CrowdStrike (CRWD) reported strong fiscal first-quarter results amid accelerating demand for artificial intelligence, but questions around the company's performance sustainability remain, BofA Securities said in a Thursday client note.
The cybersecurity firm late Wednesday reported adjusted earnings of $1.10 per share for the quarter ended April, up from $0.73 the year before, while revenue climbed 26% to $1.39 billion. Both metrics topped Wall Street's estimates.
The company lifted its net new annual recurring revenue outlook for fiscal 2027 by 520 basis points at the midpoint versus the previous guidance. That reflects stronger demand and improved pipeline visibility, BofA said.
However, CrowdStrike's shares were down 6.9% in Thursday trade. The stock has gained nearly 49% so far this year.
"The key question remains whether this represents a durable reacceleration cycle or a more front loaded demand step up," BofA analysts Tal Liani and Trevor Dodds wrote in the note.
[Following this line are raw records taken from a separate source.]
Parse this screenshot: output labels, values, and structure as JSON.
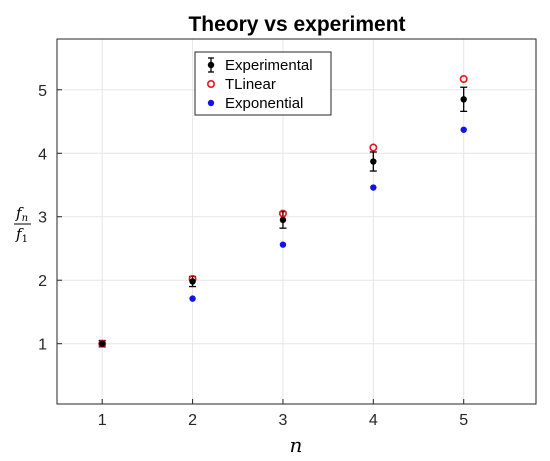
{
  "chart_data": {
    "type": "scatter",
    "title": "Theory vs experiment",
    "xlabel": "n",
    "ylabel": {
      "numerator": "f",
      "numerator_sub": "n",
      "denominator": "f",
      "denominator_sub": "1"
    },
    "xlim": [
      0.5,
      5.8
    ],
    "ylim": [
      0.05,
      5.8
    ],
    "xticks": [
      1,
      2,
      3,
      4,
      5
    ],
    "yticks": [
      1,
      2,
      3,
      4,
      5
    ],
    "grid": true,
    "legend_position": "top-center",
    "series": [
      {
        "name": "Experimental",
        "marker": "filled-dot-errorbar",
        "color": "#000000",
        "x": [
          1,
          2,
          3,
          4,
          5
        ],
        "y": [
          1.0,
          1.98,
          2.95,
          3.87,
          4.85
        ],
        "err": [
          0.05,
          0.08,
          0.13,
          0.15,
          0.19
        ]
      },
      {
        "name": "TLinear",
        "marker": "open-circle",
        "color": "#e8141c",
        "x": [
          1,
          2,
          3,
          4,
          5
        ],
        "y": [
          1.0,
          2.02,
          3.05,
          4.09,
          5.17
        ]
      },
      {
        "name": "Exponential",
        "marker": "filled-dot",
        "color": "#1313e6",
        "x": [
          1,
          2,
          3,
          4,
          5
        ],
        "y": [
          1.0,
          1.71,
          2.56,
          3.46,
          4.37
        ]
      }
    ]
  }
}
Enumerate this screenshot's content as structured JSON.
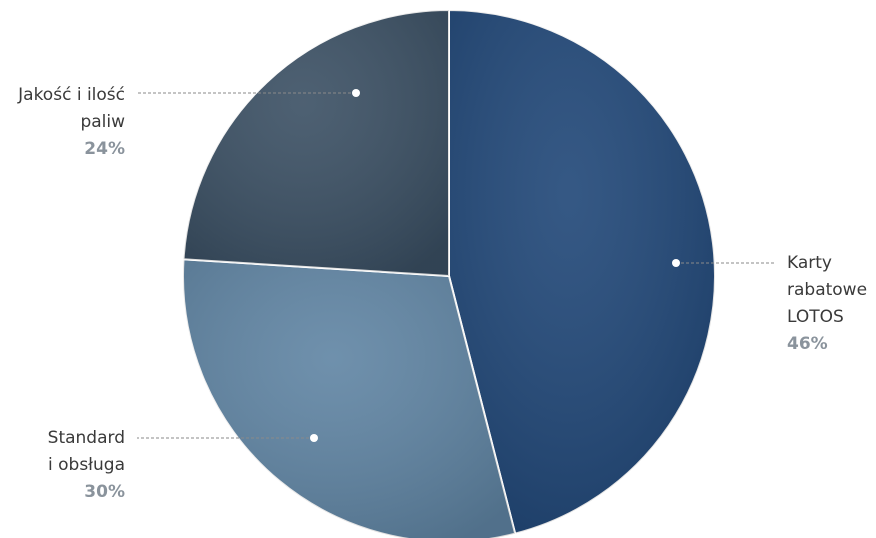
{
  "chart_data": {
    "type": "pie",
    "categories": [
      "Karty\nrabatowe\nLOTOS",
      "Standard\ni obsługa",
      "Jakość i ilość\npaliw"
    ],
    "values": [
      46,
      30,
      24
    ],
    "value_labels": [
      "46%",
      "30%",
      "24%"
    ],
    "colors": [
      "#1f4677",
      "#5f84a3",
      "#3a4f63"
    ]
  }
}
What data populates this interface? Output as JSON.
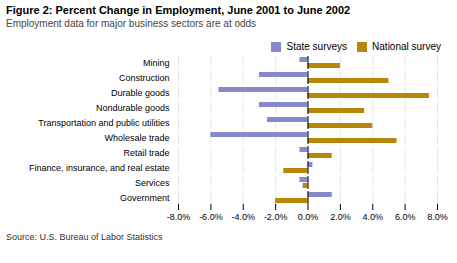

The company added more than 300 Falcon Flex accounts in the quarter, Chief Executive George Kurtz said on a conference call, according to a FactSet transcript.
"Flex dynamics have accelerated meaningfully, with faster re-Flex timing at roughly 7 months and higher expansion uplift, raising questions on demand durability into the back half versus more linear expansion last year," Liani and Dodds wrote.
While net new ARR grew 32%, total ARR growth of 24% suggests "lagged translation into sustained growth," the duo said.
AI detection and response and AI-driven products are "early cycle contributors versus more mature drivers," adding uncertainty around normalization as adoption scales, according to the brokerage.
BofA reiterated its neutral rating on CrowdStrike's stock and lifted its price objective to $750 from $535.